Öğrencilerde fırsat eşitliği yaratmak. Maddi hiçbir derdi tasayı düşünmeden, kimsenin siyasi ya da dini baskısı altında kalmadan, devletinde uzmanlıkla yönlendireceği nesiller yetiştirilmeli. Endüstri Meslek Lisesi Motor bölümünü bitiren genç öyle bir yetişmeli ki, ona iş sahası açıldığında ertesi gün iş başı yapıp, hizmetini sürdürsün. Üniversite tıp okuyan gencin barınma sorunu olmamalı, cemaat ismi ne olduğu önemli değil ancak bir takım baskı ve zorlamalara maruz bırakılmamalı.

Lise ve üniversite okuduğum dönem ve birçok birinci derece yakınlardan biliyoruz ki, %90 ‘ı masum değil o yapıların.
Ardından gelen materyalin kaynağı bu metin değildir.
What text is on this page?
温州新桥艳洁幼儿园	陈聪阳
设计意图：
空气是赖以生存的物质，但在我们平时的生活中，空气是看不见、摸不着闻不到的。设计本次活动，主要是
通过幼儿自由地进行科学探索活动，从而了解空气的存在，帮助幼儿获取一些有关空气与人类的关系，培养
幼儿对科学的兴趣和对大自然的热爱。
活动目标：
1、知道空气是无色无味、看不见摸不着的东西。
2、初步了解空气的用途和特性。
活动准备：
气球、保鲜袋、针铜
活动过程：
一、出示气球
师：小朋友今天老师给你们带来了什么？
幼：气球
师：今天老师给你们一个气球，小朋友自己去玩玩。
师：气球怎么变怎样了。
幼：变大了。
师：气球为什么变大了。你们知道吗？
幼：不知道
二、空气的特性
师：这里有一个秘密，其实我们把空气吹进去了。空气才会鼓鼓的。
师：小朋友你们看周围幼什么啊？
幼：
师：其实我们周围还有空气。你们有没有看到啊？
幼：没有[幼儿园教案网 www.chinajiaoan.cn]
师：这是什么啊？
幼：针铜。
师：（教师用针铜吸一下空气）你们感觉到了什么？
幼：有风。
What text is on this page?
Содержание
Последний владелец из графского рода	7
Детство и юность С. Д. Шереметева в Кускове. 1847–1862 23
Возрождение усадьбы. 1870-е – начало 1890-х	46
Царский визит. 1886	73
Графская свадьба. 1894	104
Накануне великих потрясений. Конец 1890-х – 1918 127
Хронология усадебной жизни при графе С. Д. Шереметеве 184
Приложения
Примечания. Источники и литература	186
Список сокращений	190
Geçmişte fetö nerede çöreklendi, nerelerde büyüdü, bugün herkes bir adım geri çekilse de biliyoruz değil mi tarikat yurtlarının başımıza açtığı belaları. Hükümetin zerre iyi niyeti varsa acilen tüm yurtları ilk kalemde bağımsız denetimlere açması, sorgulanabilir ve ihbara açık sistemlerle kontrol altına alması gerek. Son iki gündür Eren Kara için üzülüyoruz ancak ona üzülmek için artık geç, yeni intihar, yeni fetö ve daha bilimum şer haberler almamak için yarın geç olacak bugünden adım atılmalı.

Eğitim ile bugünü yani anı belki kurtaramayacağız ancak 2022 yılında atılacak doğru adımlar ile ilk 5 yıl içinde meyvelerini yemeğe başlayacağız. Unutmayın 2020 yılındaki covid belasında aşıyı bulan Alman Biontech ( yani Türk asıllı bilim adamlarımız) şirketlerini sadece 1 yılda 100 kat daha fazla kar eden bir yere taşıdı. Merak edenler için 2021 sonunda henüz net değil ancak en az 7 milyar Euro bir gelir elde etti şirket ( Bugünkü kura göre 109.886.463.610 ₺).

Günün sonunda eğitim sistemindeki aksaklıklar ve cemaat yurduna terk edilen bir gencin vefat haberi, ülkenin ekonomik çıkmazdaki çırpınışları, Dünya’ da söz sahibi olmak için öncelikle Ahlak ve Eğitim şart.